А Устименко уже рассказывал о том, как макаровцы позволили больным иметь свое белье, свои пижамы, свои халаты, как приносят и няни, и сестры, и врачи в больницу цветы, как радуются больные аквариумам, как еще бедный киевский зоопарк подарил больнице зверей и птиц, которые живут в вольерах и клетках и развлекают своими сложными и смешными взаимоотношениями ходячих больных, как уничтожили макаровцы «лазаретную» белую окраску стен и как сам цвет лечит, восполняя собой недостаток солнца. И парк будет у макаровской больницы, рассказывал Устименко, большой парк: известно, что люди, живущие там, где растут ореховые рощи, не болеют туберкулезом — будут в парке произрастать орехи. Живая ветка багульника за сутки вдвое уменьшает количество микробов в комнате. Фитонциды сами выделяются в воздух, «витаминизируют» его здоровьем. Оздоровляющее действие клена, пихты, березы — все пойдет на пользу больным. Так как фитонцидная активность цветов не одинакова в течение суток, то искусные садоводы рассадят цветы так, чтобы вахта фитонцидов всегда бодрствовала, всегда стояла на страже здоровья. И об эстетотерапии — лечении красотой — заговорил было Устименко, но сказал немного — о многоцветном постоянно, даже зимой, пейзаже за окнами больницы, махнул рукой и, быстро улыбнувшись, словно позабыв, сколько врагов слушает его нынче, спросил:

— Ужели возможно во всем этом сомневаться?

— Вполне! — неожиданно для Устименки произнес профессор Щукин и поднялся, красиво встряхнув седыми волосами. — Я лично горячий противник всех этих сахаринов, мармеладов и патоки. И вот только почему: особыми условиями, эстетотерапией, истерикой чуткости, миром тишины, каучуковыми калошками, рыбками и зверюшками мы возводим больного в исключительное положение, лишаем его закалки, сюсюканьем мы только подрываем в нем веру в себя…
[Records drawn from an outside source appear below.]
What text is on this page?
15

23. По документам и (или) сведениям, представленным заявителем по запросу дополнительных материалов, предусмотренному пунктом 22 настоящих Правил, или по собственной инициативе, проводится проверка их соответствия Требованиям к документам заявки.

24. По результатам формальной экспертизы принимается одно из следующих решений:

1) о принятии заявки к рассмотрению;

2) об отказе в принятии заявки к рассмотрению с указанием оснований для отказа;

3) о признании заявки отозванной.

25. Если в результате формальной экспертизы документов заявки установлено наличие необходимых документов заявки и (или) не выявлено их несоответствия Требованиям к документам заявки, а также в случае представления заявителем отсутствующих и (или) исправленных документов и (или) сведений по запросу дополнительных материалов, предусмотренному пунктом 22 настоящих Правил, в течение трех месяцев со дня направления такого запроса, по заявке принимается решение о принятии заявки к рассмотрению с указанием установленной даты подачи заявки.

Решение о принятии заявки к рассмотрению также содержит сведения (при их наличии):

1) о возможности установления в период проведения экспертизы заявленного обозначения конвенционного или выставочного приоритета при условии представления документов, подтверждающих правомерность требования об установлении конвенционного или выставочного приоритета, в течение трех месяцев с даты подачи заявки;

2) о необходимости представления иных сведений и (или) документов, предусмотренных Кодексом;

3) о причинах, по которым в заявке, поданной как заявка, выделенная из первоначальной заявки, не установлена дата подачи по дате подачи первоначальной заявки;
— Правильно! — бодро крикнул Женька Степанов. — Абсолютно согласен!

— Вздор! — гаркнул Богословский. — Это потому, что вы, друг мой Федор Федорович, никогда, благодаря своему редкому здоровьицу, в больнице за нумером и по алфавиту не леживали. Вот и пускаете хитросплетения! Тут Устименко весьма справедливо подметил, что ежели и изволите приболеть, то в отдельную палату, это — так, это — по жизни!

Воловик «позволила себе не согласиться» с уважаемым коллегой, Лорье попросил слова и, щекоча слушающих словесными курбетами, изящно заспрашивал у милейшего и увлеченнейшего Владимира Афанасьевича, каково помогают фитонциды при раковой болезни? И хорош ли охранительный режим, когда случится заворот кишок или непроходимость? Помогает ли в сем случае искуснейший шум дождя? И какими условными рефлексами можно ликвидировать сердечную недостаточность?

Эссе у него нынче не получилось, получились, по любимому выражению Богословского, «намеки тонкие на то, чего не ведает никто». Для чего-то назвал доктор Лорье небезызвестного барона Мюнхаузена, а потом безо всякой связи с предыдущим заявил, что просит на него не обижаться — дело, оказывается, заключалось в том, что он просто-напросто размышлял вслух, совещался со своей совестью…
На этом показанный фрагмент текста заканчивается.